Remarkably, considering the materialism of the era, both Objects and Ethics encouraged Lions to put service ahead of profit, and to uphold the highest standards of conduct in business and the professions.
Community leaders soon began to organize clubs throughout the United States. The association became "International" with the formation of a club in Windsor, Ontario, Canada in 1920. Clubs were later organized in Mexico, China and Cuba.
By 1927, membership stood at 60,000 in 1,183 clubs. In 1935, Panama became home to the first Central American club; the first club in South America was organized in Colombia the following year. Sweden, then France, brought Europe into the association in 1948. Japan had clubs by 1952, and Hungary, Poland and Estonia. In 1990, a club was chartered in Moscow and today over 100 Lions clubs are demonstrating the value of service in countries once closed to voluntary action.
The International Association of Lions Clubs is the world's largest and most effective community service organisation, with more than 1.35 million members. There are more than 40,000 Lions clubs in 206 countries and geographical areas. Regardless of what language they speak, religion they practice or politics they espouse, all Lions are dedicated to seeking out and helping those in need.
"WE SERVE" The official motto of the association is simply "We Serve".

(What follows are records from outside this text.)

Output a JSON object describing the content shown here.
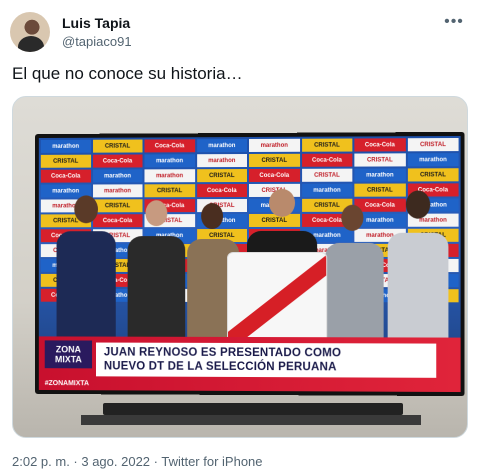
{
  "tweet": {
    "author_name": "Luis Tapia",
    "author_handle": "@tapiaco91",
    "more_icon": "more-icon",
    "text": "El que no conoce su historia…",
    "timestamp": "2:02 p. m. · 3 ago. 2022 · Twitter for iPhone"
  },
  "media": {
    "headline_line1": "JUAN REYNOSO ES PRESENTADO COMO",
    "headline_line2": "NUEVO DT DE LA SELECCIÓN PERUANA",
    "logo_line1": "ZONA",
    "logo_line2": "MIXTA",
    "hashtag": "#ZONAMIXTA",
    "sponsors": [
      "marathon",
      "CRISTAL",
      "Coca-Cola",
      "marathon",
      "marathon",
      "CRISTAL",
      "Coca-Cola",
      "CRISTAL"
    ]
  },
  "colors": {
    "accent": "#1d9bf0",
    "secondary_text": "#536471",
    "peru_red": "#d61f26"
  }
}
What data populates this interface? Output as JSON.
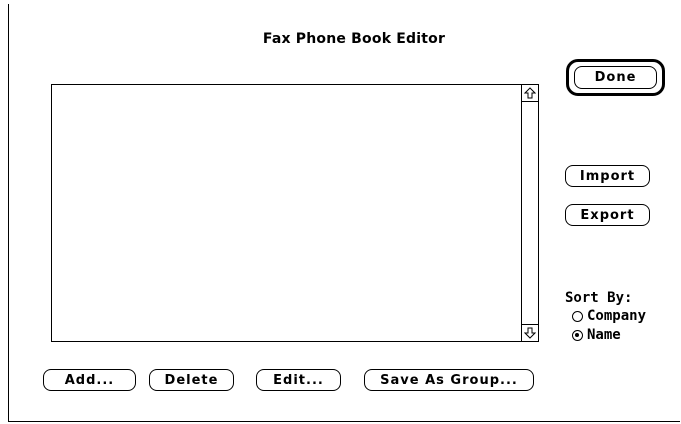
{
  "dialog": {
    "title": "Fax Phone Book Editor"
  },
  "list": {
    "items": []
  },
  "buttons": {
    "done": "Done",
    "import": "Import",
    "export": "Export",
    "add": "Add...",
    "delete": "Delete",
    "edit": "Edit...",
    "save_as_group": "Save As Group..."
  },
  "sort": {
    "label": "Sort By:",
    "options": [
      {
        "label": "Company",
        "selected": false
      },
      {
        "label": "Name",
        "selected": true
      }
    ]
  },
  "icons": {
    "scroll_up": "scroll-up-arrow-icon",
    "scroll_down": "scroll-down-arrow-icon"
  }
}
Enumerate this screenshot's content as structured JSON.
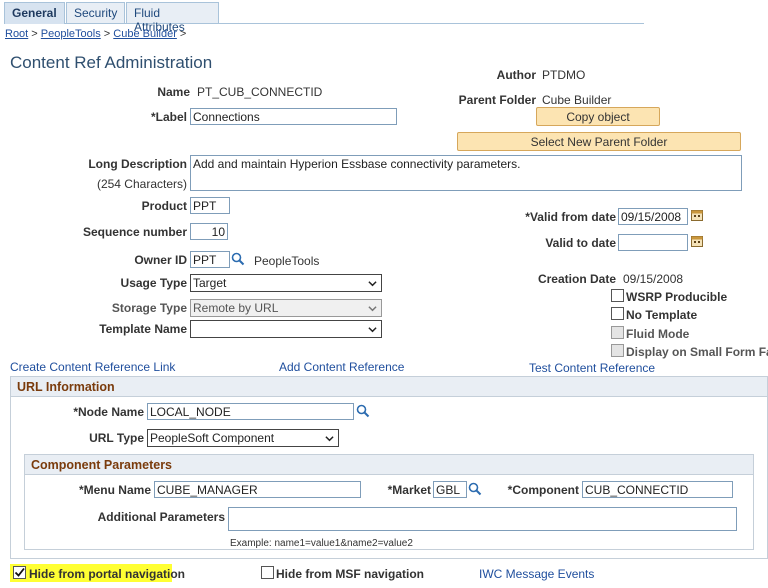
{
  "tabs": [
    {
      "label": "General",
      "active": true
    },
    {
      "label": "Security",
      "active": false
    },
    {
      "label": "Fluid Attributes",
      "active": false
    }
  ],
  "breadcrumb": {
    "root": "Root",
    "sep1": " > ",
    "peopletools": "PeopleTools",
    "sep2": " > ",
    "cube_builder": "Cube Builder",
    "sep3": " >"
  },
  "page_title": "Content Ref Administration",
  "form": {
    "name_label": "Name",
    "name_value": "PT_CUB_CONNECTID",
    "label_label": "*Label",
    "label_value": "Connections",
    "author_label": "Author",
    "author_value": "PTDMO",
    "parent_folder_label": "Parent Folder",
    "parent_folder_value": "Cube Builder",
    "copy_object_button": "Copy object",
    "select_parent_button": "Select New Parent Folder",
    "long_desc_label": "Long Description",
    "long_desc_hint": "(254 Characters)",
    "long_desc_value": "Add and maintain Hyperion Essbase connectivity parameters.",
    "product_label": "Product",
    "product_value": "PPT",
    "sequence_label": "Sequence number",
    "sequence_value": "10",
    "owner_label": "Owner ID",
    "owner_value": "PPT",
    "owner_desc": "PeopleTools",
    "usage_label": "Usage Type",
    "usage_value": "Target",
    "storage_label": "Storage Type",
    "storage_value": "Remote by URL",
    "template_label": "Template Name",
    "template_value": "",
    "valid_from_label": "*Valid from date",
    "valid_from_value": "09/15/2008",
    "valid_to_label": "Valid to date",
    "valid_to_value": "",
    "creation_label": "Creation Date",
    "creation_value": "09/15/2008",
    "wsrp_label": "WSRP Producible",
    "wsrp_checked": false,
    "no_template_label": "No Template",
    "no_template_checked": false,
    "fluid_label": "Fluid Mode",
    "small_form_label": "Display on Small Form Fact"
  },
  "links": {
    "create_link": "Create Content Reference Link",
    "add_ref": "Add Content Reference",
    "test_ref": "Test Content Reference"
  },
  "url_info": {
    "header": "URL Information",
    "node_label": "*Node Name",
    "node_value": "LOCAL_NODE",
    "url_type_label": "URL Type",
    "url_type_value": "PeopleSoft Component"
  },
  "component_params": {
    "header": "Component Parameters",
    "menu_label": "*Menu Name",
    "menu_value": "CUBE_MANAGER",
    "market_label": "*Market",
    "market_value": "GBL",
    "component_label": "*Component",
    "component_value": "CUB_CONNECTID",
    "additional_label": "Additional Parameters",
    "additional_value": "",
    "example_text": "Example: name1=value1&name2=value2"
  },
  "bottom": {
    "hide_portal_label": "Hide from portal navigation",
    "hide_portal_checked": true,
    "hide_msf_label": "Hide from MSF navigation",
    "hide_msf_checked": false,
    "iwc_link": "IWC Message Events"
  },
  "colors": {
    "tab_active_bg": "#d7e3f0",
    "button_bg": "#fce4b2",
    "link": "#1f4e9d",
    "header_text": "#7a3b0c",
    "highlight": "#ffff33"
  }
}
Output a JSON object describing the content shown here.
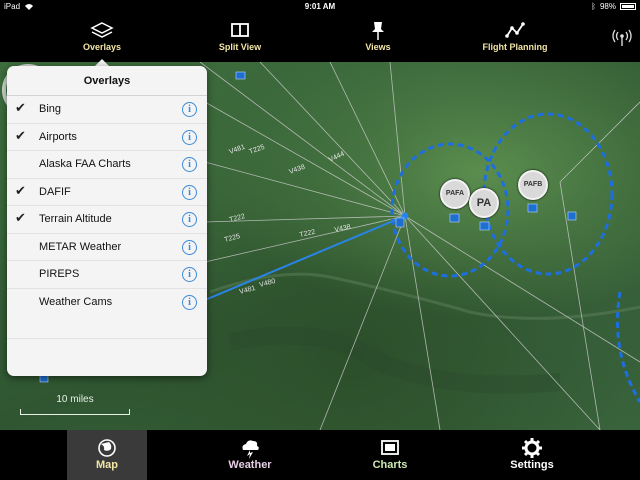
{
  "status_bar": {
    "device": "iPad",
    "time": "9:01 AM",
    "battery": "98%"
  },
  "toolbar": {
    "overlays_label": "Overlays",
    "split_view_label": "Split View",
    "views_label": "Views",
    "flight_planning_label": "Flight Planning"
  },
  "overlays_panel": {
    "title": "Overlays",
    "items": [
      {
        "label": "Bing",
        "checked": true
      },
      {
        "label": "Airports",
        "checked": true
      },
      {
        "label": "Alaska FAA Charts",
        "checked": false
      },
      {
        "label": "DAFIF",
        "checked": true
      },
      {
        "label": "Terrain Altitude",
        "checked": true
      },
      {
        "label": "METAR Weather",
        "checked": false
      },
      {
        "label": "PIREPS",
        "checked": false
      },
      {
        "label": "Weather Cams",
        "checked": false
      }
    ],
    "check_glyph": "✔",
    "info_glyph": "i"
  },
  "map": {
    "scale_label": "10 miles",
    "airports": [
      "PAFA",
      "PA",
      "PAFB"
    ],
    "airway_labels": [
      "V481",
      "T225",
      "V438",
      "V444",
      "T222",
      "V438",
      "V481",
      "V480",
      "T225",
      "T222"
    ],
    "colors": {
      "airspace": "#1d6fe0",
      "airway": "#c9c9c9",
      "compass_red": "#d62020"
    }
  },
  "tabbar": {
    "map_label": "Map",
    "weather_label": "Weather",
    "charts_label": "Charts",
    "settings_label": "Settings"
  }
}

What better way to explain our mission? "LIONS" The slogan is Liberty, Intelligence, Our Nation's Safety.
Official Colours The royal colours of purple and gold were selected as the official colours when the association was organised in 1917. Purple stands for loyalty to friends, and for integrity of mind and heart. Gold symbolises sincerity of purpose, liberality in judgment, purity in life, and generosity in mine, heart and purse to those in need.
The Lions Club of Tahmoor
Our Club was sponsored by the Lions Club of Campbelltown with a formation meeting held at the El Greco Hotel, Tahmoor (Now Tahmoor Inn).
On Friday 3rd March, 1972, our Club was presented with its Charter by the then District Governor, Norm Jarvis, at the Shire Hall, Picton.
At that dinner night, twenty-six new members became the Lions Club of Tahmoor. Charter Members were: Clive Mallory, Ted Hogan, George Poulos, Fred Chivers, Bill Bird, Jim Bird, George Barker, Ron Baker, Neville Crawford, Stan Cheetham, Les Goodwin, Lloyd Hans, Len Little, Brian Lowe, George Malcolm, Ray Meredith, John Potter, Trevor Purcell, Col Ryan, Jack Richards, Ross Smith, Jimmy Traynor, Barry Vormister, John Vrettos, Steve Vrettos, Joh Yuille.
Tahmoor Lions Club subsequently sponsored Tahmoor Lioness Club which was chartered on Friday 6th May 1983. Lion Keith Power (of Tahmoor Lions Club) was appointed as Lioness Liaison Officer for his Club.
Tahmoor Lioness Club was closed on 30th May 1989 due to the positions of office bearers not being filled by willing Lioness Members. At the time, Members of the Lions Club would not accept ladies into their Club and four ladies then transferred to Camden Lioness Club.
In due course, lack of membership growth in the Tahmoor Lions Club resulted in Members accepting ladies into its Club. The then Lioness Denise Mallory was the first lady to join Tahmoor Lions Club, followed by Lion Elaine Delaney, a transfer from the Lions Club of Malaysia.
Membership was further increased with several new members scouted by Lioness Frances McKinnon.
New Members included Frances McKinnon, Cecilia Whalan, Klara Armstrong, Werner Weber, and Margo Weber. This gave Tahmoor Lions further incentive to keep its Club membership open to service-minded men and women.
From 1989 to 2007 there existed two active Lions Clubs in the Wollondilly Shire. The other Club was our sister Club of Burragorang with whose Members we shared many projects and fun nights. With the demise of the Burragorang Club, in late 2006, we were fortunate enough to welcome four of their Members who transferred into our Club.
We continue their tradition of inter-club fun debates with a perpetual humorous trophy. Our Club remains strong with active Members dedicated to fundraising for and servicing the community.